# Hurrying soap along



## susie (Oct 28, 2007)

I need to get my soap ready to sell-- It's already cut and curing-- does being in dehydrator do anything but take out the water? Is there any way to have it ready in a week and a half?
Or can I OP my GM soap and have it turn out ok?

Thanks!


----------



## Guest (Mar 19, 2008)

If you put your cut and curing soap in the oven, it will melt and make a big, big mess.... Did you use the full water amount? try putting it in a dry area, where there is no humidy and putting a fan on it helps.. YOu can use your soap right away, it just stays softer, therefore melts away faster.. curing for four to six weeks is best.. 
Barbara


----------



## Kalne (Oct 25, 2007)

I have heard a dehydrator is NOT a good idea.

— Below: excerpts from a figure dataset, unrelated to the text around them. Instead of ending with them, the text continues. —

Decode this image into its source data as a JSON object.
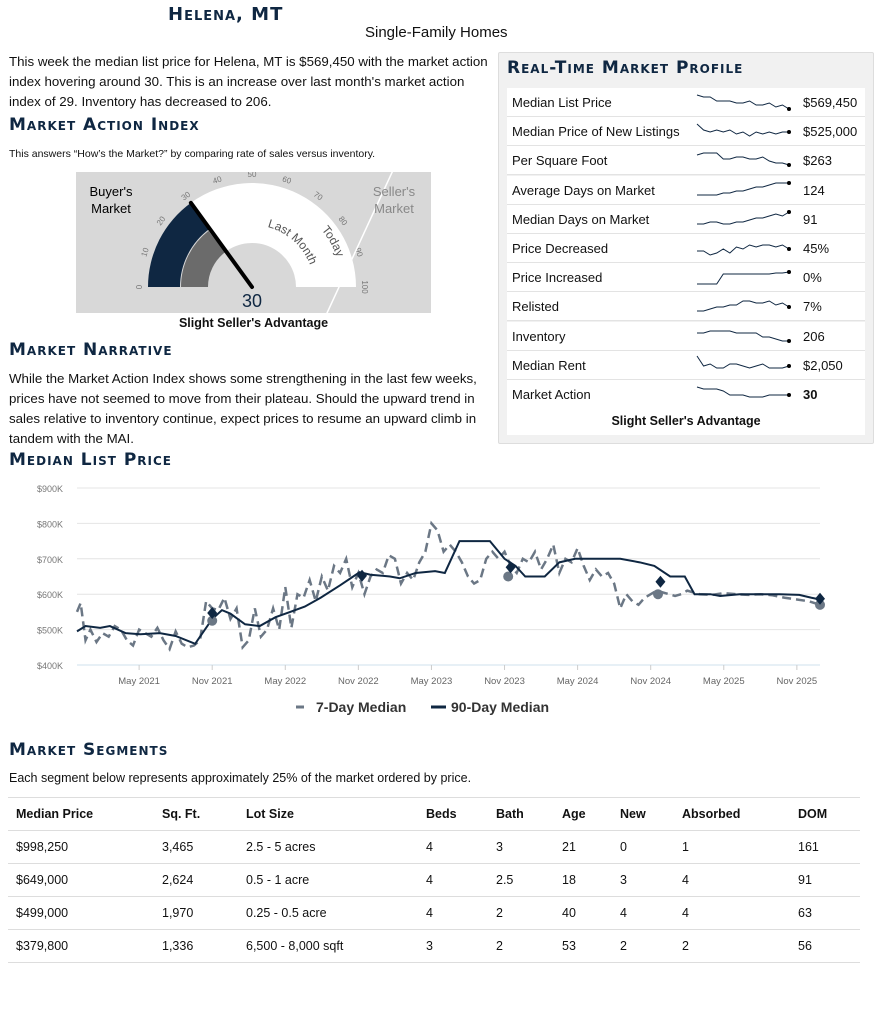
{
  "header": {
    "title": "Helena, MT",
    "subtitle": "Single-Family Homes"
  },
  "intro": "This week the median list price for Helena, MT is $569,450 with the market action index hovering around 30. This is an increase over last month's market action index of 29. Inventory has decreased to 206.",
  "mai": {
    "heading": "Market Action Index",
    "description": "This answers “How’s the Market?” by comparing rate of sales versus inventory.",
    "value": 30,
    "value_label": "30",
    "last_month": 29,
    "buyers": "Buyer's Market",
    "sellers": "Seller's Market",
    "last_month_label": "Last Month",
    "today_label": "Today",
    "ticks": [
      "0",
      "10",
      "20",
      "30",
      "40",
      "50",
      "60",
      "70",
      "80",
      "90",
      "100"
    ],
    "verdict": "Slight Seller's Advantage"
  },
  "narrative": {
    "heading": "Market Narrative",
    "text": "While the Market Action Index shows some strengthening in the last few weeks, prices have not seemed to move from their plateau. Should the upward trend in sales relative to inventory continue, expect prices to resume an upward climb in tandem with the MAI."
  },
  "profile": {
    "heading": "Real-Time Market Profile",
    "rows": [
      {
        "label": "Median List Price",
        "value": "$569,450",
        "spark": [
          8,
          7,
          7,
          5,
          5,
          5,
          4,
          4,
          5,
          3,
          3,
          4,
          2,
          3,
          1
        ]
      },
      {
        "label": "Median Price of New Listings",
        "value": "$525,000",
        "spark": [
          8,
          5,
          4,
          5,
          4,
          5,
          3,
          4,
          2,
          4,
          3,
          4,
          3,
          4,
          4
        ]
      },
      {
        "label": "Per Square Foot",
        "value": "$263",
        "spark": [
          7,
          8,
          8,
          8,
          5,
          5,
          6,
          6,
          5,
          5,
          6,
          4,
          3,
          3,
          2
        ]
      },
      {
        "label": "Average Days on Market",
        "value": "124",
        "spark": [
          2,
          2,
          2,
          2,
          3,
          3,
          4,
          4,
          5,
          6,
          6,
          7,
          8,
          8,
          8
        ]
      },
      {
        "label": "Median Days on Market",
        "value": "91",
        "spark": [
          2,
          2,
          3,
          3,
          2,
          2,
          3,
          3,
          4,
          5,
          5,
          6,
          7,
          6,
          8
        ]
      },
      {
        "label": "Price Decreased",
        "value": "45%",
        "spark": [
          3,
          3,
          1,
          2,
          4,
          2,
          5,
          4,
          6,
          5,
          6,
          6,
          5,
          6,
          4
        ]
      },
      {
        "label": "Price Increased",
        "value": "0%",
        "spark": [
          1,
          1,
          1,
          1,
          6,
          6,
          6,
          6,
          6,
          6,
          6,
          6,
          6.5,
          6.5,
          7
        ]
      },
      {
        "label": "Relisted",
        "value": "7%",
        "spark": [
          2,
          2,
          3,
          4,
          4,
          5,
          5,
          7,
          7,
          6,
          6,
          7,
          5,
          6,
          4
        ]
      },
      {
        "label": "Inventory",
        "value": "206",
        "spark": [
          6,
          6,
          7,
          7,
          7,
          7,
          6,
          6,
          6,
          6,
          4,
          4,
          3,
          2,
          2
        ]
      },
      {
        "label": "Median Rent",
        "value": "$2,050",
        "spark": [
          9,
          4,
          5,
          3,
          3,
          5,
          5,
          4,
          3,
          4,
          5,
          3,
          3,
          3,
          4
        ]
      },
      {
        "label": "Market Action",
        "value": "30",
        "bold": true,
        "spark": [
          8,
          7,
          7,
          7,
          6,
          4,
          4,
          4,
          3,
          3,
          3,
          4,
          4,
          4,
          4
        ]
      }
    ],
    "footer": "Slight Seller's Advantage"
  },
  "chart_title": "Median List Price",
  "chart_data": {
    "type": "line",
    "title": "Median List Price",
    "x_unit": "month index (0 = Jan 2021)",
    "ylabel": "",
    "xlabel": "",
    "ylim": [
      400,
      900
    ],
    "y_ticks": [
      {
        "v": 400,
        "label": "$400K"
      },
      {
        "v": 500,
        "label": "$500K"
      },
      {
        "v": 600,
        "label": "$600K"
      },
      {
        "v": 700,
        "label": "$700K"
      },
      {
        "v": 800,
        "label": "$800K"
      },
      {
        "v": 900,
        "label": "$900K"
      }
    ],
    "x_ticks": [
      {
        "t": 4,
        "label": "May 2021"
      },
      {
        "t": 10,
        "label": "Nov 2021"
      },
      {
        "t": 16,
        "label": "May 2022"
      },
      {
        "t": 22,
        "label": "Nov 2022"
      },
      {
        "t": 28,
        "label": "May 2023"
      },
      {
        "t": 34,
        "label": "Nov 2023"
      },
      {
        "t": 40,
        "label": "May 2024"
      },
      {
        "t": 46,
        "label": "Nov 2024"
      },
      {
        "t": 52,
        "label": "May 2025"
      },
      {
        "t": 58,
        "label": "Nov 2025"
      }
    ],
    "xlim": [
      -1.1,
      59.9
    ],
    "series": [
      {
        "name": "7-Day Median",
        "color": "#6b7785",
        "dashed": true,
        "t": [
          -1.1,
          -0.8,
          -0.4,
          0,
          0.5,
          1,
          1.5,
          2,
          2.5,
          3,
          3.5,
          4,
          4.5,
          5,
          5.5,
          6,
          6.5,
          7,
          7.5,
          8,
          8.5,
          9,
          9.5,
          10,
          10.5,
          11,
          11.5,
          12,
          12.5,
          13,
          13.5,
          14,
          14.5,
          15,
          15.5,
          16,
          16.5,
          17,
          17.5,
          18,
          18.5,
          19,
          19.5,
          20,
          20.5,
          21,
          21.5,
          22,
          22.5,
          23,
          23.5,
          24,
          24.5,
          25,
          25.5,
          26,
          26.5,
          27,
          27.5,
          28,
          28.5,
          29,
          29.5,
          30,
          30.5,
          31,
          31.5,
          32,
          32.5,
          33,
          33.5,
          34,
          34.5,
          35,
          35.5,
          36,
          36.5,
          37,
          37.5,
          38,
          38.5,
          39,
          39.5,
          40,
          40.5,
          41,
          41.5,
          42,
          42.5,
          43,
          43.5,
          44,
          44.5,
          45,
          45.5,
          46,
          46.5,
          47,
          47.5,
          48,
          48.5,
          49,
          50,
          51,
          52,
          53,
          54,
          55,
          56,
          57,
          58,
          59,
          59.9
        ],
        "values": [
          550,
          575,
          470,
          500,
          465,
          490,
          480,
          510,
          500,
          470,
          455,
          500,
          490,
          480,
          505,
          470,
          445,
          495,
          460,
          450,
          455,
          470,
          580,
          560,
          555,
          590,
          530,
          560,
          450,
          470,
          560,
          480,
          500,
          560,
          500,
          620,
          505,
          600,
          590,
          640,
          580,
          650,
          610,
          680,
          660,
          700,
          620,
          660,
          600,
          650,
          670,
          660,
          710,
          700,
          630,
          660,
          640,
          690,
          720,
          800,
          780,
          720,
          740,
          720,
          690,
          650,
          630,
          640,
          700,
          720,
          700,
          720,
          680,
          660,
          700,
          690,
          720,
          670,
          700,
          740,
          660,
          700,
          690,
          730,
          680,
          640,
          670,
          650,
          660,
          630,
          560,
          600,
          580,
          570,
          590,
          600,
          610,
          605,
          600,
          595,
          600,
          610,
          600,
          598,
          603,
          600,
          598,
          600,
          597,
          590,
          585,
          580,
          570
        ]
      },
      {
        "name": "90-Day Median",
        "color": "#0f2742",
        "dashed": false,
        "t": [
          -1.1,
          -0.4,
          0.8,
          1.6,
          2.9,
          4.1,
          5.7,
          7.0,
          8.6,
          10,
          10.8,
          11.5,
          12.7,
          13.9,
          15.2,
          16.4,
          17.6,
          18.9,
          20.5,
          22.1,
          23.0,
          24.6,
          25.4,
          26.7,
          28.3,
          29.1,
          30.3,
          32.8,
          34.0,
          34.9,
          35.7,
          37.3,
          38.5,
          39.8,
          43.5,
          45.1,
          46.3,
          47.6,
          48.8,
          49.6,
          50.9,
          51.7,
          53.3,
          56.6,
          58.2,
          59.2,
          59.9
        ],
        "values": [
          495,
          510,
          505,
          510,
          490,
          487,
          490,
          482,
          460,
          530,
          555,
          545,
          515,
          510,
          535,
          550,
          565,
          590,
          625,
          662,
          655,
          650,
          645,
          660,
          665,
          660,
          750,
          750,
          700,
          680,
          650,
          650,
          690,
          700,
          700,
          690,
          680,
          650,
          650,
          600,
          600,
          595,
          600,
          600,
          598,
          590,
          585
        ]
      }
    ],
    "markers": {
      "diamonds": [
        {
          "t": 10,
          "v": 547
        },
        {
          "t": 22.3,
          "v": 652
        },
        {
          "t": 34.5,
          "v": 676
        },
        {
          "t": 46.8,
          "v": 635
        },
        {
          "t": 59.9,
          "v": 587
        }
      ],
      "circles": [
        {
          "t": 10,
          "v": 525
        },
        {
          "t": 34.3,
          "v": 650
        },
        {
          "t": 46.6,
          "v": 600
        },
        {
          "t": 59.9,
          "v": 570
        }
      ]
    },
    "legend": [
      "7-Day Median",
      "90-Day Median"
    ],
    "legend_position": "bottom"
  },
  "segments": {
    "heading": "Market Segments",
    "description": "Each segment below represents approximately 25% of the market ordered by price.",
    "columns": [
      "Median Price",
      "Sq. Ft.",
      "Lot Size",
      "Beds",
      "Bath",
      "Age",
      "New",
      "Absorbed",
      "DOM"
    ],
    "rows": [
      [
        "$998,250",
        "3,465",
        "2.5 - 5 acres",
        "4",
        "3",
        "21",
        "0",
        "1",
        "161"
      ],
      [
        "$649,000",
        "2,624",
        "0.5 - 1 acre",
        "4",
        "2.5",
        "18",
        "3",
        "4",
        "91"
      ],
      [
        "$499,000",
        "1,970",
        "0.25 - 0.5 acre",
        "4",
        "2",
        "40",
        "4",
        "4",
        "63"
      ],
      [
        "$379,800",
        "1,336",
        "6,500 - 8,000 sqft",
        "3",
        "2",
        "53",
        "2",
        "2",
        "56"
      ]
    ]
  }
}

When I need something sooner than 4 weeks I cut the liquid *if* I know my recipe and/or scent can handle it.


----------



## susie (Oct 28, 2007)

MRFBarbara said:


> If you put your cut and curing soap in the oven, it will melt and make a big, big mess.... Did you use the full water amount? try putting it in a dry area, where there is no humidy and putting a fan on it helps.. YOu can use your soap right away, it just stays softer, therefore melts away faster.. curing for four to six weeks is best..
> Barbara


Nope I meant can I make another batch and Op it without any worries??
Will it get too hot?

Thanks!


----------



## Sondra (Oct 25, 2007)

Yes I cp op GM soap all the time in fact that is all I do. It is usable right away tho better if is sits a bit.


----------



## susie (Oct 28, 2007)

Does the Gm soap get too hot in the oven?


----------



## Kalne (Oct 25, 2007)

I've done some that way too. Some fo's will cause it to get too hot. Honey may or may not depending on how much you use.


----------



## Guest (Mar 20, 2008)

Also, depending on the flash point of your fragrance.. it can burn the fragrance off.. most fragrances have a high flash point, but there are some low ones out there.. 
You can also make another batch and do a big water/milk discount.. and your soap will be ready in a week.. It is best to know how your fragrance behaves before trying this.. I never do this with florals, they always seize on me... many scents can be used with a huge water discount tho.. 
Barbara


----------



## Happytailzfarm (Jan 5, 2008)

MRFBarbara said:


> Also, depending on the flash point of your fragrance.. it can burn the fragrance off.. most fragrances have a high flash point, but there are some low ones out there..
> 
> Barb, thank you so much for clearing up for me what flashpoints are, Call me silly but I just thought that they were just something that you had to be aware of when shipping them... a BIG THANK YOU!!!! Now I will have to figure out what my scents are because I have always "put my soap to bed" and if that gets too hot I dont want the scent to be weak.
> Aletha


----------



## Happytailzfarm (Jan 5, 2008)

How do I do a quote and then reply to that quote without my message showing up in the quote box?
Aletha


----------



## susie (Oct 28, 2007)

Happytailzfarm said:


> How do I do a quote and then reply to that quote without my message showing up in the quote box?
> Aletha


at the begiining of the quote and at the end is a quote mark (/quote) or something like this-- make sure you type before or after that, as it signifies the typing that will appear in the box.

Susie


----------